On the House floor Friday, the Republican lawmaker offered an amendment that would forbid the state from recognizing gay marriages performed outside its borders to a bill that would boost the cost of a marriage license in Baltimore.

An opinion by Maryland Attorney General Douglas F. Gansler released in February directs state agencies to recognize out-of-state legal gay marriages over the objections of a state law that bans such unions. The opinion arrived a week before a gay marriage law took effect on March 3 in neighboring District of Columbia.
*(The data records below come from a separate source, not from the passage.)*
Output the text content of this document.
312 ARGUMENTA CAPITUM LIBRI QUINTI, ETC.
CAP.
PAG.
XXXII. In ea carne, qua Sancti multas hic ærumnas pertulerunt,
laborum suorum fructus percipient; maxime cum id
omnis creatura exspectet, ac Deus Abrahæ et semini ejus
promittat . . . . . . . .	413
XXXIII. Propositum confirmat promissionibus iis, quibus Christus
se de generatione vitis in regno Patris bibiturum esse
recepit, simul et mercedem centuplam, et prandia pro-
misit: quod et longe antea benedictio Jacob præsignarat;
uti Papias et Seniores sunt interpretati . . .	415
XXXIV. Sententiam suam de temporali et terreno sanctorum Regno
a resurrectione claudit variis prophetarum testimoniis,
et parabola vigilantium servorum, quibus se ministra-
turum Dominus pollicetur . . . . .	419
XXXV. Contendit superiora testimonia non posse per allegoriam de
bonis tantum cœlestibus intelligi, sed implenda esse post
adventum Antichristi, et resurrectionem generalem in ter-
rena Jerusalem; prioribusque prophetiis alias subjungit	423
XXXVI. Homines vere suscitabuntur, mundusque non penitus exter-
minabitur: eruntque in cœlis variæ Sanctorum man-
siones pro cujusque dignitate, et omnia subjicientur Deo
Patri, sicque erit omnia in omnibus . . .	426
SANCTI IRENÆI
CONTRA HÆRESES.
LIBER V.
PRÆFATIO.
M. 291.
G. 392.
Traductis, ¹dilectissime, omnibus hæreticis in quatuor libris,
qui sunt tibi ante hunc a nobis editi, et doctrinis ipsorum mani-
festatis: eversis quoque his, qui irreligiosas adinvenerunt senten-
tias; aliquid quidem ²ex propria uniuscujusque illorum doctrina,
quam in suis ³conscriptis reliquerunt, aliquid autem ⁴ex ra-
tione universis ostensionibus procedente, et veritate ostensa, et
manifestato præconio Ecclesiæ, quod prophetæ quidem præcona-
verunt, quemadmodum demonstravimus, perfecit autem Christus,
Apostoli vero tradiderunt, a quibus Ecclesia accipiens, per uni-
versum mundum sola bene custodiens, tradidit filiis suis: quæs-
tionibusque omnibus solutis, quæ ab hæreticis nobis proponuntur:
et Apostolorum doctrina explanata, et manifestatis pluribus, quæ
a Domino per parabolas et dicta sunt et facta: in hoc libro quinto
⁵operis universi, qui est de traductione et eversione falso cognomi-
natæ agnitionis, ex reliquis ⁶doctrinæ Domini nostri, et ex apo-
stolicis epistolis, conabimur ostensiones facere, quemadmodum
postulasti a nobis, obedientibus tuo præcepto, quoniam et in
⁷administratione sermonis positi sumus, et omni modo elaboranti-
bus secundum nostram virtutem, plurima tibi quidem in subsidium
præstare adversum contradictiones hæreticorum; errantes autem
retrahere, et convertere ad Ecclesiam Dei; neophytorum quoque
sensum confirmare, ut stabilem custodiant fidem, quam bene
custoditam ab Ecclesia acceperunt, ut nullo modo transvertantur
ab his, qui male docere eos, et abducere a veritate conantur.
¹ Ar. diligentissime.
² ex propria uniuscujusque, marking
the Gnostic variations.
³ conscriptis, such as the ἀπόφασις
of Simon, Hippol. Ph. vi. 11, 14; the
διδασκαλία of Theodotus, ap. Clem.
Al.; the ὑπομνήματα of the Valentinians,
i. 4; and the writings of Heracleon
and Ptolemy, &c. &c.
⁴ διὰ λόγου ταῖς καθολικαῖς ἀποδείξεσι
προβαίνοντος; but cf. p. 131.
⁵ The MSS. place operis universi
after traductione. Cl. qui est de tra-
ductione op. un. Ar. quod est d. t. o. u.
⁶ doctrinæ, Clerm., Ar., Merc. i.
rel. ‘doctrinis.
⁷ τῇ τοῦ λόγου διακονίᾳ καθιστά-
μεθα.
Governor Martin O'Malley has endorsed the opinion, saying it's “sound advice.”

Dwyer's amendment would reverse Gansler's opinion.

House Parliamentarian and Delegate Kathleen Dumais called the amendment unconstitutional and in violation of the single-subject rule.

“This is a bill that deals with revenues,” Dumais said. “The only thing the amendment and the bill have in common is the word marriage. But that's not enough to get it beyond the single-subject rule.”

An emphatic Dwyer disagreed and urged the chamber to take up the issue.

“This amendment clearly is on the subject of marriage, it clearly is covered in the family law article. I believe clearly this amendment is appropriate and if we don't allow this amendment to stand, I think this assembly is passing a tremendous opportunity to deal with the most recent attorney general's opinion that we have discussed ad nauseam in this chamber,” he said.

“We have an opportunity to deal with this issue right here and right now. And I would ask the courtesy of the assembly to do that for future generations that are going to come behind us and that we would stand up and do what we're called up to do in regards to the issue of recognition of out-of-state same-sex marriages. I encourage you to do that.”

Democrats threw out the amendment on technical grounds.

Last week, the House decided against Dwyer's bid to impeach Gansler for his favorable gay marriage opinion. Raquel Guillory, Gansler's spokeswoman, dismissed the charges, calling the proceedings a “political stunt that never should have been allowed to take place.”

And a Dwyer-sponsored bill would define marriage as a heterosexual union in the Maryland Constitution. The bill (1079) remains locked up in the House Judiciary Committee. Other Maryland lawmakers have introduced bills that would forbid the state from recognizing gay marriages from other jurisdictions.